The Central Bank of Nigeria (CBN) has granted Bureau de Change (BDC) operators temporary access to purchase up to $25,000 in foreign exchange weekly from the Nigerian Foreign Exchange Market (NFEM). This measure, aimed at addressing increased retail demand for foreign exchange during the festive season, will be in effect from December 19, 2024, to January 30, 2025.
In a circular dated December 19, 2024, signed by T.G. Allu on behalf of the acting Director of the Trade and Exchange Department, the CBN explained that transactions under this arrangement would occur at the prevailing NFEM rate.
Key Provisions of the Temporary Arrangement:
- Weekly Limit: Each BDC operator is permitted to purchase up to $25,000 per week.

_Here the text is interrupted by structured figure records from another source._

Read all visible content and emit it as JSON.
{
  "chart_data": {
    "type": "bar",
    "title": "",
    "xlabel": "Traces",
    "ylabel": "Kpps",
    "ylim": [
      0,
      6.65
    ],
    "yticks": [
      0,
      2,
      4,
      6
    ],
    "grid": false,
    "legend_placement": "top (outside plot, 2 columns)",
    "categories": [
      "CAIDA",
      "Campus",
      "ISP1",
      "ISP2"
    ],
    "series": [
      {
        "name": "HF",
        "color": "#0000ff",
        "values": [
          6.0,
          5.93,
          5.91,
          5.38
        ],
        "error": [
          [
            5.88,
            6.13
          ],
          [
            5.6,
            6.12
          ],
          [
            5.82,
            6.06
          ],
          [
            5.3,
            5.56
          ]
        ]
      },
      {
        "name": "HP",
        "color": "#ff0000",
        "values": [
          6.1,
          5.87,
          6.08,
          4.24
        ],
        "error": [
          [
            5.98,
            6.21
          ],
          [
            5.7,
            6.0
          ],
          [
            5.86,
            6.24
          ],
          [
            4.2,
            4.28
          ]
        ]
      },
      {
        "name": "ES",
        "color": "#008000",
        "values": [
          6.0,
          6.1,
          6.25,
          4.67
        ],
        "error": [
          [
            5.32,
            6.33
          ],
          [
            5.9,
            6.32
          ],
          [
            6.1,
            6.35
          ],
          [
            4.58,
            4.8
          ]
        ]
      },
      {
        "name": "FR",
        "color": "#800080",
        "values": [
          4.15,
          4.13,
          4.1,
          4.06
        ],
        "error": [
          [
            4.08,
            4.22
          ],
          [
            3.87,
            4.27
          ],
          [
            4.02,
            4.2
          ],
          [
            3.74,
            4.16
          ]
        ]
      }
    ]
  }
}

- Single Dealer Rule: BDCs may transact with only one authorized dealer of their choice.
- Account Funding: Operators are required to fully fund their accounts before accessing the market.
- Pricing Spread: A maximum spread of 1% is allowed when BDCs price foreign exchange for retail end-users.
- Transaction Reporting: All transactions under this arrangement must be reported to the CBN’s Trade and Exchange Department.
The initiative is designed to ensure the availability of foreign exchange during the holiday season, supporting the CBN’s efforts to maintain stability in the FX market while addressing seasonal retail demand.